How Tran’s decision not to relocate his company here, but rather attempt to sublet the 10,000 square-foot building under construction on site, will impact his financial commitments to the property remains to be seen.

Curt Tran on site on Dec. 20, 2018, the day EDA Executive Director Jennifer McDonald tendered her resignation while under job performance scrutiny by her board.
But with the first commercial development project at the Royal Phoenix site in flux, Councilman Meza asked if the Town’s planned infrastructure investment at Royal Phoenix might not be put to better use elsewhere, most specifically in funding the growing debt service projections on construction of the new $10-million Front Royal Police headquarters across Kendrick Lane from the Royal Phoenix site.
As one of council’s strongest proponents last year of rejecting a locked-in 2.65% bank-secured 30-year interest rate bond issue in favor of a promised nine-year period of interest-free paybacks on a long-term loan through the New Market Tax Credit program to fund the police station, Meza has been somewhat defensive about those climbing police headquarters debt service projections during recent work sessions – “No one ever said it was going to be built for free,” Meza volunteered at a March 4 work session.
Following the revelation the EDA had not secured a $24-million capital improvement projects loan through the NMTC program as council believed had been accomplished, construction costs are currently being met through an EDA line of credit. However, those costs on the $10-million project will eventually have to be paid back at what have been steadily-climbing interest rates that are currently in the 4.5% range over a 30-year payback – numbers Meza cited on Monday resulting in the need to cover an annual debt service in the $600,000 range. When council thought the NMTC option was available initial annual debt service payments of $240,000 were cited, compared to the fixed 2.65% rate’s 30-year term annual debt service of about $342,000.

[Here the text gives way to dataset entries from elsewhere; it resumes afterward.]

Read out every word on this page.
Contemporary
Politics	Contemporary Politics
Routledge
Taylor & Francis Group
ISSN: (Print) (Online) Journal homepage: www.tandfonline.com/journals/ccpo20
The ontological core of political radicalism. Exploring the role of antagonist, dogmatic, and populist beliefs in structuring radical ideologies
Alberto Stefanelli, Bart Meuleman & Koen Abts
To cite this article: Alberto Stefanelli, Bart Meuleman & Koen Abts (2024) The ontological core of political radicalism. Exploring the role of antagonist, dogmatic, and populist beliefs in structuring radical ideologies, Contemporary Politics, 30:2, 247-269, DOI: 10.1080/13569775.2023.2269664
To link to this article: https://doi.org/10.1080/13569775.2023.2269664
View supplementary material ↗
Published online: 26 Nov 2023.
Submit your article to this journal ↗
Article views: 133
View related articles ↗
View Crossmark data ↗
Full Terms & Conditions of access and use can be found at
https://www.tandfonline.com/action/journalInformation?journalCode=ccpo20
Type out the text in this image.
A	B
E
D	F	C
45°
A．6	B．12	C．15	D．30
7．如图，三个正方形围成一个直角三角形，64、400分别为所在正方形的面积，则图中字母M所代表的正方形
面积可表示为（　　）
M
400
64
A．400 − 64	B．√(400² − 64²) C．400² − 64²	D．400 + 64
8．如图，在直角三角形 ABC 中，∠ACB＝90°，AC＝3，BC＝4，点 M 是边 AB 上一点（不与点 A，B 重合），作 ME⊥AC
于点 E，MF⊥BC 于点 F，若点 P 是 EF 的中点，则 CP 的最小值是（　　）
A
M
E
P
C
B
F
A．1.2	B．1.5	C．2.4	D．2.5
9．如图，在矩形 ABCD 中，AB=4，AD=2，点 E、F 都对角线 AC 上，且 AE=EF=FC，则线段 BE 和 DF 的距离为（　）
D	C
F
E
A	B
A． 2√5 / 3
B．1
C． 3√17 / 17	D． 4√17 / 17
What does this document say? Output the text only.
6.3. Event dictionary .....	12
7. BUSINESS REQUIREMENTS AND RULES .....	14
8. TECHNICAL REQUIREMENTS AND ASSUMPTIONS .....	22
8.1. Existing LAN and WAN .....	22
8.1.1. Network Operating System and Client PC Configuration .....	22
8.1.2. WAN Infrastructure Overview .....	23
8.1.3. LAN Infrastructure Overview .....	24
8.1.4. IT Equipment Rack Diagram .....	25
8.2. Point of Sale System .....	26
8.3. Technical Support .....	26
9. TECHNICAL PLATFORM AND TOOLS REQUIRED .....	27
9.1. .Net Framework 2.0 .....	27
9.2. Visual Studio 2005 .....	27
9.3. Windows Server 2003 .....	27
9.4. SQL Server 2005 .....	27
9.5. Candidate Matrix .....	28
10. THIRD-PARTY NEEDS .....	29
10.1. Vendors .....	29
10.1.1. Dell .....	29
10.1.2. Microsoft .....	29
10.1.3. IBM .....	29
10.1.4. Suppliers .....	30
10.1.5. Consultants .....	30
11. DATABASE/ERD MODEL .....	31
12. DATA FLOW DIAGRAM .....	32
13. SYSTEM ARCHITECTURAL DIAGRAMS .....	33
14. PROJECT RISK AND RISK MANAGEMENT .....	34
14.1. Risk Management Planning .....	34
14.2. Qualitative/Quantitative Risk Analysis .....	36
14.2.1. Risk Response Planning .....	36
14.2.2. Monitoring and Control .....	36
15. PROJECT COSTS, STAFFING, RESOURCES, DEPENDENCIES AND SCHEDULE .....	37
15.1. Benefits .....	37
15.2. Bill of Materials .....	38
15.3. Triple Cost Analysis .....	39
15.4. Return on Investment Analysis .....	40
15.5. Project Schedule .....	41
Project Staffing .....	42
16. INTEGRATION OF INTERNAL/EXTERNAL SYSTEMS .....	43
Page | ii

No ITFed, no continued Royal Phoenix infrastructure investment was Councilman Meza’s (to right) solution to rising FRPD headquarters bond issue debt service numbers.
Meza suggested council move the Royal Phoenix infrastructure funding into the police station debt service payback as a means of avoiding raising taxes to cover at least a portion of that rising annual debt service number.
However, Mayor Hollis Tharpe countered that the infrastructure is not being constructed solely for ITFederal, but to facilitate the recruitment of additional commercial clients to the site. The mayor pointed out that the Royal Phoenix property was the town’s primary hope for expanded commercial development and increased commercial tax revenue for the future. And the plan at this point is still to attract a commercial client into the first Tran-constructed building on site.
Tharpe also pointed out that the West Main Street connector road was planned to, not only service the entire Royal Phoenix site, but serve as a long-sought western bypass to take north-south thru traffic off residential streets in mid-town Front Royal.
See council’s debate over the importance of a continued financial commitment to commercial redevelopment at the former Avtex Superfund site versus preventing tax hikes to cover rising debt service costs on this linked Royal Examiner video.

A yet-to-be-completed building in limbo – Curt Tran is looking for a business or businesses interested in subletting space in this 10,000 s.f. building under construction at the Royal Phoenix Business Park.